Network-Based Life Cycle Optimization of the Net Atmospheric CO2-eq Ratio (NACR) of Fuels and Chemicals Production from Biomass

A biofuels and bioproducts conversion network is optimized over unit cost and unit greenhouse gas emissions objectives. We use a multiobjective, functional unit approach based on the life cycle analysis methodology with simultaneous consideration of capital budget constraints. A novel functional unit of mass of input biogenic CO2-eq is proposed to capture common benefits of bioproducts and biofuels.

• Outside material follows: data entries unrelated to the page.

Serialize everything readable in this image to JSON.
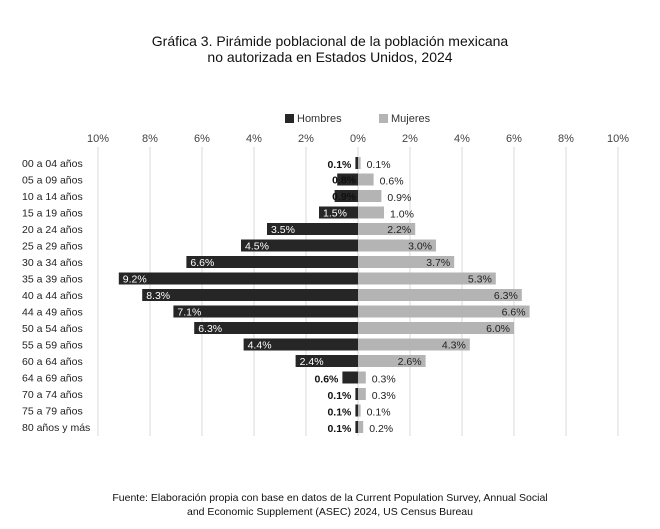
{
  "title_line1": "Gráfica 3. Pirámide poblacional de la población mexicana",
  "title_line2": "no autorizada en Estados Unidos, 2024",
  "source_line1": "Fuente: Elaboración propia con base en datos de la Current Population Survey, Annual Social",
  "source_line2": "and Economic Supplement (ASEC) 2024, US Census Bureau",
  "chart_data": {
    "type": "bar",
    "orientation": "horizontal-pyramid",
    "categories": [
      "00 a 04 años",
      "05 a 09 años",
      "10 a 14 años",
      "15 a 19 años",
      "20 a 24 años",
      "25 a 29 años",
      "30 a 34 años",
      "35 a 39 años",
      "40 a 44 años",
      "44 a 49 años",
      "50 a 54 años",
      "55 a 59 años",
      "60 a 64 años",
      "64 a 69 años",
      "70 a 74 años",
      "75 a 79 años",
      "80 años y más"
    ],
    "series": [
      {
        "name": "Hombres",
        "color": "#262626",
        "values": [
          0.1,
          0.8,
          0.9,
          1.5,
          3.5,
          4.5,
          6.6,
          9.2,
          8.3,
          7.1,
          6.3,
          4.4,
          2.4,
          0.6,
          0.1,
          0.1,
          0.1
        ],
        "labels": [
          "0.1%",
          "0.8%",
          "0.9%",
          "1.5%",
          "3.5%",
          "4.5%",
          "6.6%",
          "9.2%",
          "8.3%",
          "7.1%",
          "6.3%",
          "4.4%",
          "2.4%",
          "0.6%",
          "0.1%",
          "0.1%",
          "0.1%"
        ]
      },
      {
        "name": "Mujeres",
        "color": "#b4b4b4",
        "values": [
          0.1,
          0.6,
          0.9,
          1.0,
          2.2,
          3.0,
          3.7,
          5.3,
          6.3,
          6.6,
          6.0,
          4.3,
          2.6,
          0.3,
          0.3,
          0.1,
          0.2
        ],
        "labels": [
          "0.1%",
          "0.6%",
          "0.9%",
          "1.0%",
          "2.2%",
          "3.0%",
          "3.7%",
          "5.3%",
          "6.3%",
          "6.6%",
          "6.0%",
          "4.3%",
          "2.6%",
          "0.3%",
          "0.3%",
          "0.1%",
          "0.2%"
        ]
      }
    ],
    "x_ticks": [
      "10%",
      "8%",
      "6%",
      "4%",
      "2%",
      "0%",
      "2%",
      "4%",
      "6%",
      "8%",
      "10%"
    ],
    "xlim": [
      -10,
      10
    ],
    "grid": true,
    "legend": "top-center"
  }
}
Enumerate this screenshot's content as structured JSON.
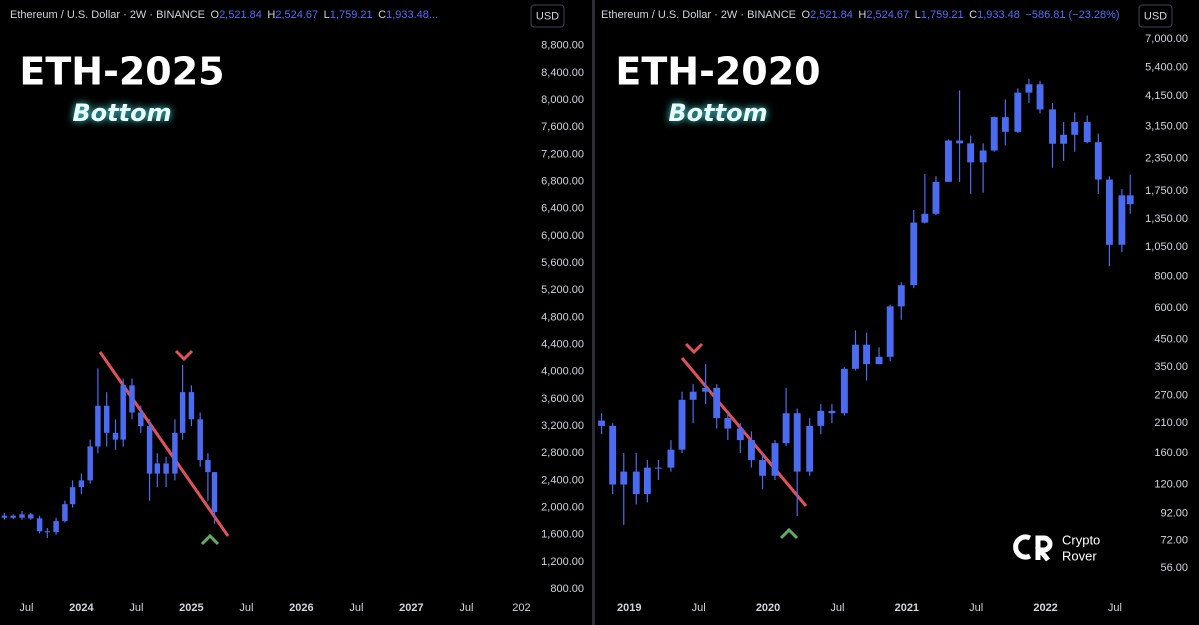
{
  "chart_data": [
    {
      "type": "candlestick",
      "title": "ETH-2025",
      "subtitle": "Bottom",
      "symbol": "Ethereum / U.S. Dollar · 2W · BINANCE",
      "ohlc": [
        {
          "label": "O",
          "value": "2,521.84"
        },
        {
          "label": "H",
          "value": "2,524.67"
        },
        {
          "label": "L",
          "value": "1,759.21"
        },
        {
          "label": "C",
          "value": "1,933.48..."
        }
      ],
      "currency": "USD",
      "color": "#4b6cf0",
      "log_scale": false,
      "grid": false,
      "x": [
        2023.3,
        2023.38,
        2023.46,
        2023.54,
        2023.62,
        2023.69,
        2023.77,
        2023.85,
        2023.92,
        2024.0,
        2024.08,
        2024.15,
        2024.23,
        2024.31,
        2024.38,
        2024.46,
        2024.54,
        2024.62,
        2024.69,
        2024.77,
        2024.85,
        2024.92,
        2025.0,
        2025.08,
        2025.15,
        2025.21
      ],
      "open": [
        1850,
        1880,
        1850,
        1900,
        1840,
        1650,
        1640,
        1800,
        2050,
        2300,
        2400,
        2900,
        3500,
        3100,
        3000,
        3800,
        3400,
        3200,
        2500,
        2650,
        2500,
        3100,
        3700,
        3300,
        2700,
        2521.84
      ],
      "high": [
        1920,
        1900,
        1950,
        1920,
        1880,
        1700,
        1850,
        2100,
        2400,
        2500,
        3000,
        4050,
        3700,
        3300,
        3900,
        3900,
        3500,
        3300,
        2800,
        2750,
        3300,
        4100,
        3800,
        3400,
        2800,
        2524.67
      ],
      "low": [
        1820,
        1830,
        1820,
        1820,
        1620,
        1550,
        1600,
        1780,
        2000,
        2200,
        2350,
        2800,
        2900,
        2850,
        2900,
        3300,
        3100,
        2100,
        2300,
        2300,
        2400,
        3000,
        3200,
        2600,
        2100,
        1759.21
      ],
      "close": [
        1880,
        1850,
        1900,
        1840,
        1650,
        1640,
        1800,
        2050,
        2300,
        2400,
        2900,
        3500,
        3100,
        3000,
        3800,
        3400,
        3200,
        2500,
        2650,
        2500,
        3100,
        3700,
        3300,
        2700,
        2521.84,
        1933.48
      ],
      "xlim": [
        2023.26,
        2028.06
      ],
      "xticks": [
        {
          "value": 2023.5,
          "label": "Jul"
        },
        2024,
        {
          "value": 2024.5,
          "label": "Jul"
        },
        2025,
        {
          "value": 2025.5,
          "label": "Jul"
        },
        2026,
        {
          "value": 2026.5,
          "label": "Jul"
        },
        2027,
        {
          "value": 2027.5,
          "label": "Jul"
        },
        {
          "value": 2028,
          "label": "202"
        }
      ],
      "ylim": [
        668,
        9475
      ],
      "yticks": [
        {
          "value": 800,
          "label": "800.00"
        },
        {
          "value": 1200,
          "label": "1,200.00"
        },
        {
          "value": 1600,
          "label": "1,600.00"
        },
        {
          "value": 2000,
          "label": "2,000.00"
        },
        {
          "value": 2400,
          "label": "2,400.00"
        },
        {
          "value": 2800,
          "label": "2,800.00"
        },
        {
          "value": 3200,
          "label": "3,200.00"
        },
        {
          "value": 3600,
          "label": "3,600.00"
        },
        {
          "value": 4000,
          "label": "4,000.00"
        },
        {
          "value": 4400,
          "label": "4,400.00"
        },
        {
          "value": 4800,
          "label": "4,800.00"
        },
        {
          "value": 5200,
          "label": "5,200.00"
        },
        {
          "value": 5600,
          "label": "5,600.00"
        },
        {
          "value": 6000,
          "label": "6,000.00"
        },
        {
          "value": 6400,
          "label": "6,400.00"
        },
        {
          "value": 6800,
          "label": "6,800.00"
        },
        {
          "value": 7200,
          "label": "7,200.00"
        },
        {
          "value": 7600,
          "label": "7,600.00"
        },
        {
          "value": 8000,
          "label": "8,000.00"
        },
        {
          "value": 8400,
          "label": "8,400.00"
        },
        {
          "value": 8800,
          "label": "8,800.00"
        }
      ]
    },
    {
      "type": "candlestick",
      "title": "ETH-2020",
      "subtitle": "Bottom",
      "symbol": "Ethereum / U.S. Dollar · 2W · BINANCE",
      "ohlc": [
        {
          "label": "O",
          "value": "2,521.84"
        },
        {
          "label": "H",
          "value": "2,524.67"
        },
        {
          "label": "L",
          "value": "1,759.21"
        },
        {
          "label": "C",
          "value": "1,933.48"
        }
      ],
      "change": "−586.81 (−23.28%)",
      "currency": "USD",
      "color": "#4b6cf0",
      "log_scale": true,
      "grid": false,
      "x": [
        2018.8,
        2018.88,
        2018.96,
        2019.05,
        2019.13,
        2019.21,
        2019.3,
        2019.38,
        2019.46,
        2019.55,
        2019.63,
        2019.71,
        2019.8,
        2019.88,
        2019.96,
        2020.05,
        2020.13,
        2020.21,
        2020.3,
        2020.38,
        2020.46,
        2020.55,
        2020.63,
        2020.71,
        2020.8,
        2020.88,
        2020.96,
        2021.05,
        2021.13,
        2021.21,
        2021.3,
        2021.38,
        2021.46,
        2021.55,
        2021.63,
        2021.71,
        2021.8,
        2021.88,
        2021.96,
        2022.05,
        2022.13,
        2022.21,
        2022.3,
        2022.38,
        2022.46,
        2022.55,
        2022.61
      ],
      "open": [
        215,
        205,
        120,
        135,
        110,
        140,
        140,
        165,
        260,
        280,
        290,
        220,
        200,
        180,
        150,
        130,
        175,
        230,
        135,
        205,
        235,
        230,
        345,
        430,
        360,
        385,
        610,
        740,
        1310,
        1420,
        1900,
        2770,
        2700,
        2270,
        2530,
        3430,
        3000,
        4290,
        4630,
        3680,
        2690,
        2920,
        3280,
        2730,
        1940,
        1070,
        1680
      ],
      "high": [
        230,
        210,
        160,
        160,
        150,
        150,
        180,
        280,
        300,
        360,
        300,
        230,
        210,
        195,
        160,
        180,
        290,
        240,
        220,
        250,
        250,
        350,
        490,
        480,
        420,
        620,
        760,
        1470,
        2040,
        2000,
        2800,
        4380,
        2900,
        2700,
        3450,
        4030,
        4460,
        4870,
        4780,
        3900,
        3280,
        3580,
        3480,
        2950,
        2000,
        1780,
        2030
      ],
      "low": [
        190,
        110,
        83,
        100,
        102,
        125,
        135,
        160,
        210,
        250,
        200,
        180,
        160,
        140,
        115,
        125,
        170,
        90,
        130,
        190,
        210,
        225,
        340,
        310,
        360,
        370,
        540,
        720,
        1300,
        1400,
        1900,
        1900,
        1700,
        1720,
        2500,
        2650,
        2970,
        3900,
        3550,
        2160,
        2300,
        2500,
        2700,
        1700,
        880,
        1000,
        1420
      ],
      "close": [
        205,
        120,
        135,
        110,
        140,
        140,
        165,
        260,
        280,
        290,
        220,
        200,
        180,
        150,
        130,
        175,
        230,
        135,
        205,
        235,
        230,
        345,
        430,
        360,
        385,
        610,
        740,
        1310,
        1420,
        1900,
        2770,
        2700,
        2270,
        2530,
        3430,
        3000,
        4290,
        4630,
        3680,
        2690,
        2920,
        3280,
        2730,
        1940,
        1070,
        1680,
        1550
      ],
      "xlim": [
        2018.76,
        2022.63
      ],
      "xticks": [
        2019,
        {
          "value": 2019.5,
          "label": "Jul"
        },
        2020,
        {
          "value": 2020.5,
          "label": "Jul"
        },
        2021,
        {
          "value": 2021.5,
          "label": "Jul"
        },
        2022,
        {
          "value": 2022.5,
          "label": "Jul"
        }
      ],
      "ylim": [
        42.6,
        9990
      ],
      "yticks": [
        {
          "value": 56,
          "label": "56.00"
        },
        {
          "value": 72,
          "label": "72.00"
        },
        {
          "value": 92,
          "label": "92.00"
        },
        {
          "value": 120,
          "label": "120.00"
        },
        {
          "value": 160,
          "label": "160.00"
        },
        {
          "value": 210,
          "label": "210.00"
        },
        {
          "value": 270,
          "label": "270.00"
        },
        {
          "value": 350,
          "label": "350.00"
        },
        {
          "value": 450,
          "label": "450.00"
        },
        {
          "value": 600,
          "label": "600.00"
        },
        {
          "value": 800,
          "label": "800.00"
        },
        {
          "value": 1050,
          "label": "1,050.00"
        },
        {
          "value": 1350,
          "label": "1,350.00"
        },
        {
          "value": 1750,
          "label": "1,750.00"
        },
        {
          "value": 2350,
          "label": "2,350.00"
        },
        {
          "value": 3150,
          "label": "3,150.00"
        },
        {
          "value": 4150,
          "label": "4,150.00"
        },
        {
          "value": 5400,
          "label": "5,400.00"
        },
        {
          "value": 7000,
          "label": "7,000.00"
        }
      ]
    }
  ],
  "watermark": [
    "Crypto",
    "Rover"
  ]
}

A novel dimensionless net atmospheric carbon ratio (NACR) for bioconversion processes is defined that captures the life cycle carbon footprint of the process from feedstock cultivation to product end use. The model is formulated as a nonconvex multiobjective mixed integer nonlinear fractional programming problem. We address computational complexity by developing a novel global optimization algorithm that incorporates the parametric algorithm and successive piecewise linear approximations to estimate nonconvex terms, and we introduce nonlinear programming subproblems to ensure global convergence under capital cost budget constraints. We consider large-scale case studies of a bioconversion network of 200 technologies and 142 materials/compounds where fuels and chemicals can be made from biomass. Unit costs range from -$0.27 to -$0.43/kg input CO2-eq, and the NACRs range from 0.17 to 0.25. An optimal NACR that includes biofuel combustion emissions over a network where only biofuels are produced was found to be 1.90.